Squirrel Girl might seem like an unlikely superhero, and an even more unlikely character to receive a standalone comic book series, but she's become a fan favourite.
With a fluffy tail, the proportional strength and speed of a squirrel, and the ability to speak with squirrels (and let’s not forget her squirrel sidekick, Tippy-Toe), Squirrel Girl is something of a surreal character. She’s certainly not quite as slick as, say, Iron Man, Black Widow and the current big names from Marvel dominating popular culture.
But not only did Squirrel Girl get a standalone series in 2015, written by Ryan North and with art by Erica Henderson, she has since become a fan favourite. This might explain why Marvel's first live-action scripted comedy New Warriors, a planned production with Freeform slated for release in 2018, will feature Squirrel Girl at the centre of the ensemble cast.
From the first volume of The Unbeatable Squirrel Girl fans have been wooed by the endearing Doreen Green, and the comic’s refreshing, empowering representation of a young, female character. Then there’s the fact that the series is genuinely funny, and acts as an antidote to the often dark and gritty superhero tales that receive the most media attention.
Upbeat humour and the character’s unshakeable empathy and enthusiasm have always been central to Squirrel Girl narratives.
In her very first appearance, in 1991’s Marvel Super Heroes no. 8, by Will Murray and Steve Ditko, she teams up with Iron Man to help defeat Doctor Doom. The character is amusing because the reader doesn’t expect a squirrel-superhero to pose a serious threat; it’s not as immediately threatening as a character called something like Tiger Woman or Lioness, after all. But in fact, Squirrel Girl is a total bad ass, and the jokes are never at her expense.
There is so much to like about North and Henderson’s interpretation of Squirrel Girl. She writes and sings her own theme song while beating up purse-snatchers. She owns hilarious Deadpool-branded super villain training cards, which provide her with amusing stats and weaknesses on the foes she encounters. She takes the time out of beating up super villain Galactus to discuss the importance of gender-neutral third person singular pronouns.

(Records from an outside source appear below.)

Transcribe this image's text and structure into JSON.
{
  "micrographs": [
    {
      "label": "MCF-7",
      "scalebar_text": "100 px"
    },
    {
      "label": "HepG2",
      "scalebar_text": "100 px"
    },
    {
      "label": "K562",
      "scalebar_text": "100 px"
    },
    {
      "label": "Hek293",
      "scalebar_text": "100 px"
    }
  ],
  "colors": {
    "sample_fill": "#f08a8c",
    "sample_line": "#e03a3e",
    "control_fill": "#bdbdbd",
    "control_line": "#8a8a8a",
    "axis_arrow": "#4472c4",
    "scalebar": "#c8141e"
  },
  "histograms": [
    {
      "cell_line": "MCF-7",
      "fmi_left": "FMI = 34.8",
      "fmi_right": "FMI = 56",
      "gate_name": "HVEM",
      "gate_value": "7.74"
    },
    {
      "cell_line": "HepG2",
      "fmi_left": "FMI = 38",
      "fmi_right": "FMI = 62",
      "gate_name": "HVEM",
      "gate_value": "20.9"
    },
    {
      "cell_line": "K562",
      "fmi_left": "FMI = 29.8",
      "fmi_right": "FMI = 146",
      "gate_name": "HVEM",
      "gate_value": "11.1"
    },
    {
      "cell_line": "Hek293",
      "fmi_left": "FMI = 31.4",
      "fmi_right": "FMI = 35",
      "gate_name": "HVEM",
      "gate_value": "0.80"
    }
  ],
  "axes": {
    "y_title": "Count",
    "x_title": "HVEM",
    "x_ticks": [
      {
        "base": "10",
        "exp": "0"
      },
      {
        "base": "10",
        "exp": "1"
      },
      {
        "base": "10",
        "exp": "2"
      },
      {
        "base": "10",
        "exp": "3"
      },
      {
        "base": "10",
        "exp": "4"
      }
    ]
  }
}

In fact, while she can talk to squirrels, her actual superpower is just talking to – and listening to – the bad guys she encounters. More often than not, she stops a super villain from destroying the city by listening to their gripe, and then finding a way to help them out – without destroying the planet earth and all of its inhabitants. This earnestness and positivity feels inventive and even inspired. Squirrel Girl isn’t just about beating down; she’s about diplomacy.

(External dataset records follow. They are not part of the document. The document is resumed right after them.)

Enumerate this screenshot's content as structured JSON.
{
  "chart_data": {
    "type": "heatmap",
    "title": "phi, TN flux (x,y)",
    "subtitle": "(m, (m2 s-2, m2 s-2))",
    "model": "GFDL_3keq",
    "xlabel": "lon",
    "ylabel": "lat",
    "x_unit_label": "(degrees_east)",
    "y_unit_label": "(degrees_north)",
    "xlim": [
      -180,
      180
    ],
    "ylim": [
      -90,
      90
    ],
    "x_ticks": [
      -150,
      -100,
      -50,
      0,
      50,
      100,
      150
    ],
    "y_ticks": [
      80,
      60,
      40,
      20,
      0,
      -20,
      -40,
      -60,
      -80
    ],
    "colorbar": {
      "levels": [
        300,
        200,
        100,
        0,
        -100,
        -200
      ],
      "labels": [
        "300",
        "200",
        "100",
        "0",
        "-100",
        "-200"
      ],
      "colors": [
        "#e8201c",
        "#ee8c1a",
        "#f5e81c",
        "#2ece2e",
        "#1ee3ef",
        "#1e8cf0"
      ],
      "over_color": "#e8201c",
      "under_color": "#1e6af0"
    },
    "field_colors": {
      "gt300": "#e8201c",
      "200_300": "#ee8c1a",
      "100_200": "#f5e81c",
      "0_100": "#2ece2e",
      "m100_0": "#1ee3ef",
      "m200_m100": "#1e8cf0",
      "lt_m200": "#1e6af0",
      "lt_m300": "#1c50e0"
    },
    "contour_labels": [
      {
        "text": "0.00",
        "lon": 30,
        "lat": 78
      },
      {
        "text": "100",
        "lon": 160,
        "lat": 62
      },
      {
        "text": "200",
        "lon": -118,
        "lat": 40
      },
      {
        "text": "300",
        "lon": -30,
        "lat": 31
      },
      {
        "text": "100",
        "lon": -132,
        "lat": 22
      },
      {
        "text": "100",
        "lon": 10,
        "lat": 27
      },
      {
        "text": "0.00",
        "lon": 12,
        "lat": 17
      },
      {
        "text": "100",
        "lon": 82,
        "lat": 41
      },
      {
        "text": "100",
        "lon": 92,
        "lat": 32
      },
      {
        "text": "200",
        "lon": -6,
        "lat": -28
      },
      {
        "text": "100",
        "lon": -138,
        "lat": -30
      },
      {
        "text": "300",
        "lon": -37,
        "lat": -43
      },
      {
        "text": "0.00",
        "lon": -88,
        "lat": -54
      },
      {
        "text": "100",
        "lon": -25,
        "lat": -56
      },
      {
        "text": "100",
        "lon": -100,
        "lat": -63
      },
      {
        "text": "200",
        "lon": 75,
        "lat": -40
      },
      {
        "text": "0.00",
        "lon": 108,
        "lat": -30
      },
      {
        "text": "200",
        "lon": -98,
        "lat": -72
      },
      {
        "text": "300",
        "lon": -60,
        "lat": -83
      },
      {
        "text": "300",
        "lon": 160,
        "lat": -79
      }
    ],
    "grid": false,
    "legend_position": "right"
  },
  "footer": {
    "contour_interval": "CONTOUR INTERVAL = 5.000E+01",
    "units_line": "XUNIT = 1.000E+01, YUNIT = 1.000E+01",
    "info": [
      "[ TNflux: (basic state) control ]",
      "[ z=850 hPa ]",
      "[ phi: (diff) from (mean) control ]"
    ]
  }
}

While talking to her squirrel sidekick, Tippy-Toe (just go with it), about her need for a secret identity, she says, “My enemies might go after my loved ones, T!” But as T points out, “What enemies are you talking about? You’re the unbeatable Squirrel Girl! Who doesn’t like you?” She’s an impossibly likeable character, who makes such levels of likeability believable.
From a fan girl perspective, one of the other things that makes The Unbeatable Squirrel Girl so much fun to read is that she is, no doubt intentionally, a very regular character. She has interests outsider of superhero-dom (she’s studying computer science at university), and is also drawn to look like a regular young woman. Well, I mean, she has a squirrel tail almost as long as she is tall, but in Squirrel Girl you don’t see any of the physiologically unlikely female proportions that are so common in comic books.
Squirrel Girl is muscular and athletic, and says of her own body, after dressing in everyday clothes to attend university, that she has a, “conspicuously large and conspicuously awesome butt.” Her crime-fighting costume is similarly not drawn for the male gaze.
The last super awesome element of The Unbeatable Squirrel Girl that must be mentioned (you have to forgive me for all this enthused language, because Squirrel Girl would approve) is that the supporting characters are diverse. There’s her university roommate Nancy, a black young woman who loves cats and knitting; and then there’s the dreamy Tomas, a nerdy Latino who Doreen falls for on her first day at school.
The art from Henderson matches the bright, optimistic outlook of the rest of the comic. Faces are cartoonish, colours are loud, and lines are strong. Villains seem much less threatening in the Squirrel Girl universe; Galactus is nothing more than a brightly-coloured Ken doll.
Look, The Unbeatable Squirrel Girl is silly, but that’s exactly why it’s so enjoyable. Squirrel Girl is a character you can have fun with, as long as you’re willing to go along for the ride.